When I got the call that Emily had taken an overdose at her school, I screamed in my car the whole drive to her school. Once she was settled in her hospital room, I went home to pack an overnight bag so I could stay with her. At the house, I walked into her bedroom and screamed at her walls, those gray walls, “THIS IS NOT THE WAY EMILY ENDS!” I love open windows, and I’ve wondered if our neighbors heard my screams. God redeems our sadness, and He has since redeemed my screams and cries through song. I remember the tears of sadness in her bedroom on May 23, but now I cling tightly to the memory of my tears running down my face at a Five For Fighting concert on July 1, screaming song lyrics with Paul, Mark, and Jen, and several thousand other people. Yesterday morning, I gave Emily a canvas of the song 100 Years to hang on her walls with the other song lyrics canvases we’ve given her the last few years. This song isn’t on her playlist, but it’s on mine. I gave it to her because I can, because she is still here to give it to, because 15, there’s still time for you.

I’m fifteen for a moment,

Caught in between ten and twenty,

And I’m just dreaming, 

Counting the ways to where you are. 

Fifteen, there’s still time for you, 

Time to buy and time to lose yourself within a morning star. 

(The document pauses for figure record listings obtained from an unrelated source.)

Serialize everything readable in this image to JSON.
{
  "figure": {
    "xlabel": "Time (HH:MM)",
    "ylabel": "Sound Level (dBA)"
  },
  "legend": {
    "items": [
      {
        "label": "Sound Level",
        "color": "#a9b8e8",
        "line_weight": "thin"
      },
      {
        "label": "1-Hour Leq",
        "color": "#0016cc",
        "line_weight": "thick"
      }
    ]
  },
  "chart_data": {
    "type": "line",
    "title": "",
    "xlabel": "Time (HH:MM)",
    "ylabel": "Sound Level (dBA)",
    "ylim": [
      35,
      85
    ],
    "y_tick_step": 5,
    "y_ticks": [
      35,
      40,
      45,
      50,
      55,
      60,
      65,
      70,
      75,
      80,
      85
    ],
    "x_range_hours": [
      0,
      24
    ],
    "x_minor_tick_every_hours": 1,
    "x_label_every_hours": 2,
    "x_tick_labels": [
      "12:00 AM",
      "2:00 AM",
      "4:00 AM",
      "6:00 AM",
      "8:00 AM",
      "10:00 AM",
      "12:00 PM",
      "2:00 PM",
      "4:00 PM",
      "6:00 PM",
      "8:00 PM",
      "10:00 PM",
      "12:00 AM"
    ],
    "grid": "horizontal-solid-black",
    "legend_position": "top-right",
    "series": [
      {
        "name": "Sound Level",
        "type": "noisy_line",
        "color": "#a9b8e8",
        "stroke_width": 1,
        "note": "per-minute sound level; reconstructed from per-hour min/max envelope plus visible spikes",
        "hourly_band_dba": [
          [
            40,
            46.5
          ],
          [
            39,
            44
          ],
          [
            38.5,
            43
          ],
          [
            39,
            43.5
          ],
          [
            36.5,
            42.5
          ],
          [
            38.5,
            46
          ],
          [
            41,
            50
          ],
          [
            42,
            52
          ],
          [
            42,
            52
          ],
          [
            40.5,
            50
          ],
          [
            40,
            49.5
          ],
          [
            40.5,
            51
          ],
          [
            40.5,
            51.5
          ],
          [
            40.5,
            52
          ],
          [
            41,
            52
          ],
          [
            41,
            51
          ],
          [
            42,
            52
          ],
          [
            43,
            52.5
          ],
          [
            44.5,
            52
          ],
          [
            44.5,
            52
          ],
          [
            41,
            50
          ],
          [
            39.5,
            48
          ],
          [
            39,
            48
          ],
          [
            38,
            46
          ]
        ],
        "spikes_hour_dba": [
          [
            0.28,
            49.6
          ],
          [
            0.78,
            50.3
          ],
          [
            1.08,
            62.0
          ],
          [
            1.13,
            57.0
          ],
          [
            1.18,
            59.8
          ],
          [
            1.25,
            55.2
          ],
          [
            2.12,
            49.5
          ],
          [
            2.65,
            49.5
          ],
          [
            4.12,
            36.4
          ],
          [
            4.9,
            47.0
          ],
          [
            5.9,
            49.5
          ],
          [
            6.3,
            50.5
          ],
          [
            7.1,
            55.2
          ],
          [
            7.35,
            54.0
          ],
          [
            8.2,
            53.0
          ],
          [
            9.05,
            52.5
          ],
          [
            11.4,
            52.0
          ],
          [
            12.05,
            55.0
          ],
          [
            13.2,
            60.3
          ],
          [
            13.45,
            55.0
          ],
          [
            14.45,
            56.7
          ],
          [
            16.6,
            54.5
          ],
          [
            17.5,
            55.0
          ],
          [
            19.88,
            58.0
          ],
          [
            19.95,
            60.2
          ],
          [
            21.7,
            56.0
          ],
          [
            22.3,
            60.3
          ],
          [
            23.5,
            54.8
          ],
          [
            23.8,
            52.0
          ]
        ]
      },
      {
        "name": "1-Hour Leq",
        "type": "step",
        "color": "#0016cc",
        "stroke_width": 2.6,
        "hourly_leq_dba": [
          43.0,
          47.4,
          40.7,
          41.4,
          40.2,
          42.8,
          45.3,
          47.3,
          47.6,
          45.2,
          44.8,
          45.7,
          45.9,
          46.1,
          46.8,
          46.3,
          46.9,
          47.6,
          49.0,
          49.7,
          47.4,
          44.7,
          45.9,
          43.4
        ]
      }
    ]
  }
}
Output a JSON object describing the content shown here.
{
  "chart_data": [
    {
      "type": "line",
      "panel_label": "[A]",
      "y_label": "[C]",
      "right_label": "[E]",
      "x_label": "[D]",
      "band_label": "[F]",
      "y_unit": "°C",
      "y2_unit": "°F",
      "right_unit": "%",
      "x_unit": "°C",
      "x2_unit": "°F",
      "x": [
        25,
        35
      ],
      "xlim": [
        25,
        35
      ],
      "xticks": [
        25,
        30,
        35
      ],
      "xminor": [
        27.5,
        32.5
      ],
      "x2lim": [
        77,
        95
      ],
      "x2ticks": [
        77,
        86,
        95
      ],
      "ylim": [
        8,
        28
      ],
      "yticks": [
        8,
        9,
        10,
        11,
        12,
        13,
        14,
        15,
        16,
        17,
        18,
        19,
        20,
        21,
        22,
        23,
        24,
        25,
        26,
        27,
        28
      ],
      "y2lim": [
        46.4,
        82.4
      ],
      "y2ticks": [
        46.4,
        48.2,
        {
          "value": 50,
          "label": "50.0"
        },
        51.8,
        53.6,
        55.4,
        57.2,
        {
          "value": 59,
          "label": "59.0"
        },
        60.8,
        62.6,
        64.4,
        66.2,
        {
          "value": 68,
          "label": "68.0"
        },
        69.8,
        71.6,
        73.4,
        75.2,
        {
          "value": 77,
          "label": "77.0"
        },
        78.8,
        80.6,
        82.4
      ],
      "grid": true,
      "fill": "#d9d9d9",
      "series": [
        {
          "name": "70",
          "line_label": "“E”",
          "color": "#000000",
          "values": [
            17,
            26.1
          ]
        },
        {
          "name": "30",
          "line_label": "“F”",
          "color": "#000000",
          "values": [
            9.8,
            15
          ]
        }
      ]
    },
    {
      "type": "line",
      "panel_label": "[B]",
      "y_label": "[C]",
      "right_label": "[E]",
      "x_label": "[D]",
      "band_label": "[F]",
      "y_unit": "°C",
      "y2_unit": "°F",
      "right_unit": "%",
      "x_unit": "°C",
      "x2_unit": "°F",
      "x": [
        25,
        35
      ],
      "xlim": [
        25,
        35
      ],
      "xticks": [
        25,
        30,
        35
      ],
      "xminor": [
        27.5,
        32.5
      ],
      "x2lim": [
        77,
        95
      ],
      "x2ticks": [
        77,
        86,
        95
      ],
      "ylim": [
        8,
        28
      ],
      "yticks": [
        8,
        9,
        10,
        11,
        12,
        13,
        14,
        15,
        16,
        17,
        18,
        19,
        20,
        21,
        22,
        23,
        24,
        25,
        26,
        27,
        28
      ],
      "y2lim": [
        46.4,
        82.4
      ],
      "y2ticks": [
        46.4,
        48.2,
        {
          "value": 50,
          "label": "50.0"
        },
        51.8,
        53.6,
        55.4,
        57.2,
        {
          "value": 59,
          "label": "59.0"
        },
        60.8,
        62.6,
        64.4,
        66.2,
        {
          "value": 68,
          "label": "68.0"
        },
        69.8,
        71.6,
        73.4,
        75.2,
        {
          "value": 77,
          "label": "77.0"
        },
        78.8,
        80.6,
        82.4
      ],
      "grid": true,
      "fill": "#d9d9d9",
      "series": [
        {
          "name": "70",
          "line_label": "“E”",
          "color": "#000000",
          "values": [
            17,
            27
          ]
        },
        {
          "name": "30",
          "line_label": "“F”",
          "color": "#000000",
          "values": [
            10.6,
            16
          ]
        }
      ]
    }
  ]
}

Fifteen, I’m alright with you. 

Fifteen. There’s never a wish better than this,

When you’ve only got 100 years to live, (100 Years by Five For Fighting)

Please understand that I can’t claim the love and support of Emily’s family and friends were enough to keep her alive. The causes of her suicide attempt were multi-factorial, as were the components of her healing. Ultimately her life has been saved by our sovereign God who does not always grant healing this side of Heaven. I don’t have answers for why it is the way it is, why some suicide attempts fail while others do not, and my heart breaks for anyone who faces such a loss as that.